Ferndale’s GreenSpace Cafe enters a season of change

Curry stew.
Tom Perkins
Curry stew.

Metro Detroit is cementing its place among the top regions for vegan cuisine, and Ferndale's GreenSpace Cafe is among the focal points of the local vegan industry.

However, it's not the same GreenSpace that it was a few years ago, and it's not going to be the same GreenSpace for long. The Kahn family that owns the restaurant seemed to feel that things were getting a bit stale last year and shook it up a bit, forging a partnership with former Clean Plate owner Amber Poupore.

She spent nearly a year in the Kahns' kitchen, reshaping the menu, trimming some of the fat, improving recipes, and slightly altering the restaurant's course while keeping its core intact. Earlier this year, GreenSpace turned the operation over to former Clean Plate chef Bryan Nieradka.

As of now, GreenSpace is rolling with the same condensed and tweaked menu that Poupore put together, but Nieradka is planning a new menu that will shift with the seasons. The specials he's rolling out now are a tease of things to come, and that's where you can find some of the menu's best bites.

The aromatic, rich curry stew is a banger and made with a tomato base, coconut milk, and a heavy-but-not-overwhelming amount of curry. The orange mix holds cauliflower, garbanzos, onion, kale, and acidic pickled veggies like cabbage and carrots that provide a textural counterpoint with their crunch. The dish is topped with green sprigs of fresh cilantro, and Nieradka serves it with a big ball of rice grits, which is a nice touch. For the uninitiated, rice grits are nearly risotto-like, and perfect for the job.

GreenSpace also offers a fine cauliflower dish in its wings, which are sautéed to the right texture and cooked in a Buffalo sauce made with vegan butter and hot sauce.

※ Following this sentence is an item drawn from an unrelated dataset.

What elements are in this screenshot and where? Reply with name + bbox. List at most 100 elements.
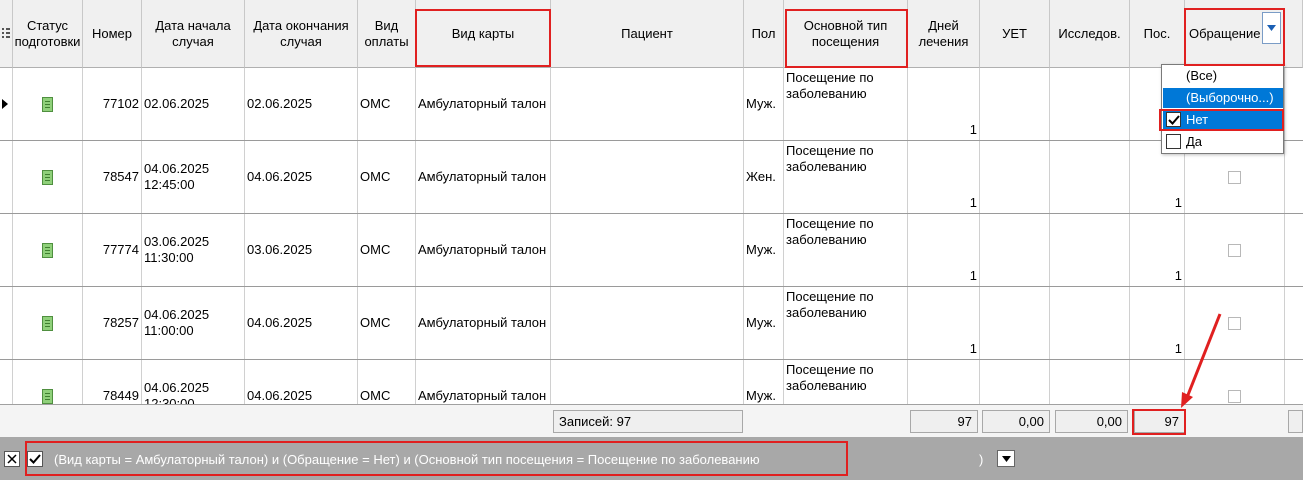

The Macro Bowl is stuffed tight with rice, salty tamari-marinated tofu, tiny cubes of diced sweet potato, awesome kimchi, wakame in sesame oil, baby kale and mushrooms made with fresh herbs like thyme and rosemary. It's a dish that's busy with textures, sensations, and flavors, and it manages to work well. Conversely, the Aegean salad is filled with pleasant bites of broccoli falafel, beet hummus, roasted beets, marinated artichoke hearts, arugula, and pickled onion, but the textural interplay didn't work out too well — too much that's soft and nothing really holding it all together.

The Guadalupe tacos are solid and the corn tortillas are packed full — it gets messy fast — with black beans and crumbled seitan chorizo that's sauteed with chili powder, coriander, cumin, and other spices. The package is topped with salsa, cabbage slaw, and chimichurri mayo. Meanwhile, the Albuquerque tacos come with roasted cauliflower, roasted sweet potato, cabbage slaw, and chipotle mayo.

click to enlarge Fennel salad. - Tom Perkins
Tom Perkins
Fennel salad.

GreenSpace's blackened tempeh avocado sandwich holds a tempeh patty, which is different from the sautéed strips of tempeh that are typical at other restaurants. It's a pleasant change, though the patties are premade, and the kitchen tops it with avocado, baby spinach, and chimichurri mayo. Similarly, the Hot Daddy is a delicious burger with a Beyond Burger patty between multigrain buns with pickles, tomato, raw onion, chao cheese, fresh jalapeño, lettuce, and chipotle mayo. It comes as advertised — spicy, so beware.

Pastry chef Trevor Smith offers a short roster of dessert options each day, like vegan chocolate bons or The Basic Bitch buttercream cake. The cake's texture isn't like that made with eggs — seems much denser, but it's delicious, and the light buttercream made with vegan butter and sugar puts it over the top. We got a huge slice and paid for it with overly stuffed bellies all night.

GreenSpace's full bar is filled with vegan cocktails like the Croquette with pineapple-infused vodka, mango juice, orange juice, oat milk, raspberry shrub, and lemon.

You're going to have to act fast to get a last bite of the old GreenSpace, but the best might be yet to come.